Scala trained booster loaded into Python give different predictions

We trained our xgboost model in Scala API, saved the model. Then loaded into Python API, when scoring on the exact same record. The two predicted probability have a huge gap. Scala gives 0.005228, while Python gives 0.01544636. I thought its caused by the index difference (Python starts from 0 while Scala starts from 1), so I inserted a empty column at the beginning of my input data and scored again, still not match. Did anyone else have this issue? Can someone help take a look? Thanks in advance and appreciate your response!

I saw a similar thread on GitHub:

Best,
Wei

Does your data have missing values? If so, how are they represented?

No missings. Numerical missing was already imputed as -999999. Categorical missing was first imputed as “999999”, then did StringIndexer and OneHotEcoder. The data preparation pipeline is in Scala, ONLY final prepared data was converted to Python DMatrix.

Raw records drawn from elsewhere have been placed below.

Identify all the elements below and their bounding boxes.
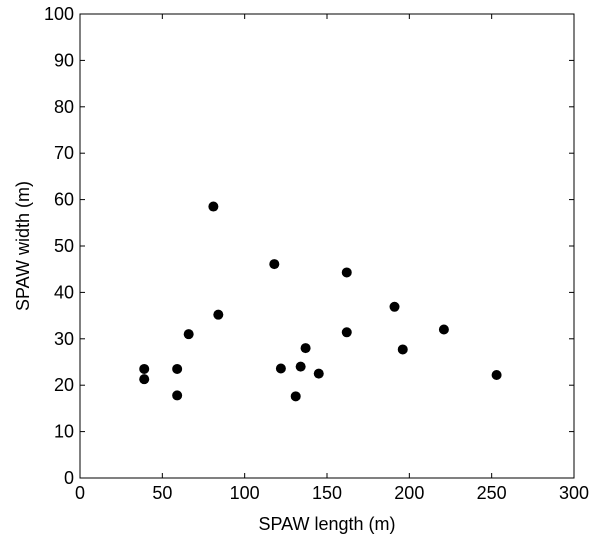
x-axis-label: SPAW length (m) [258,514,395,534]
axis-ticks [79,13,575,479]
y-tick-label: 70 [54,143,74,163]
data-point [397,344,408,355]
x-tick-label: 0 [75,483,85,503]
data-point [275,363,286,374]
data-point [341,267,352,278]
data-point [208,201,219,212]
y-tick-label: 30 [54,329,74,349]
data-point [172,390,183,401]
data-point [172,363,183,374]
y-tick-label: 10 [54,422,74,442]
y-tick-label: 60 [54,190,74,210]
x-tick-label: 200 [394,483,424,503]
y-tick-label: 100 [44,4,74,24]
data-point [313,368,324,379]
data-point [438,324,449,335]
data-point [300,343,311,354]
y-tick-label: 40 [54,282,74,302]
data-points [139,201,502,402]
y-tick-label: 50 [54,236,74,256]
data-point [491,369,502,380]
x-tick-label: 150 [312,483,342,503]
y-axis-label: SPAW width (m) [13,181,33,311]
data-point [139,374,150,385]
y-tick-label: 80 [54,97,74,117]
y-tick-labels: 0 10 20 30 40 50 60 70 80 90 100 [44,4,74,488]
data-point [269,259,280,270]
data-point [295,361,306,372]
data-point [389,301,400,312]
x-tick-label: 250 [477,483,507,503]
y-tick-label: 0 [64,468,74,488]
x-tick-labels: 0 50 100 150 200 250 300 [75,483,589,503]
data-point [139,363,150,374]
x-tick-label: 300 [559,483,589,503]
y-tick-label: 90 [54,50,74,70]
y-tick-label: 20 [54,375,74,395]
data-point [183,329,194,340]
data-point [341,327,352,338]
x-tick-label: 50 [152,483,172,503]
data-point [290,391,301,402]
plot-area [79,13,575,479]
data-point [213,309,224,320]
x-tick-label: 100 [230,483,260,503]
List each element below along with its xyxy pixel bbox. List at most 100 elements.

Thanks Philip! You are right about Missing value representation. I manually scored a record. The difference is mainly caused by the different interpretations of missing from Scala API and Python API… Still investigating into this…

Best,
Wei

Yes, missing values can cause a lot of headaches. There is a proposed tutorial to clarify how to handle missing values: https://github.com/dmlc/xgboost/pull/4425. Can you look at it and see if it helps? Feel free to leave feedback to the proposed tutorial.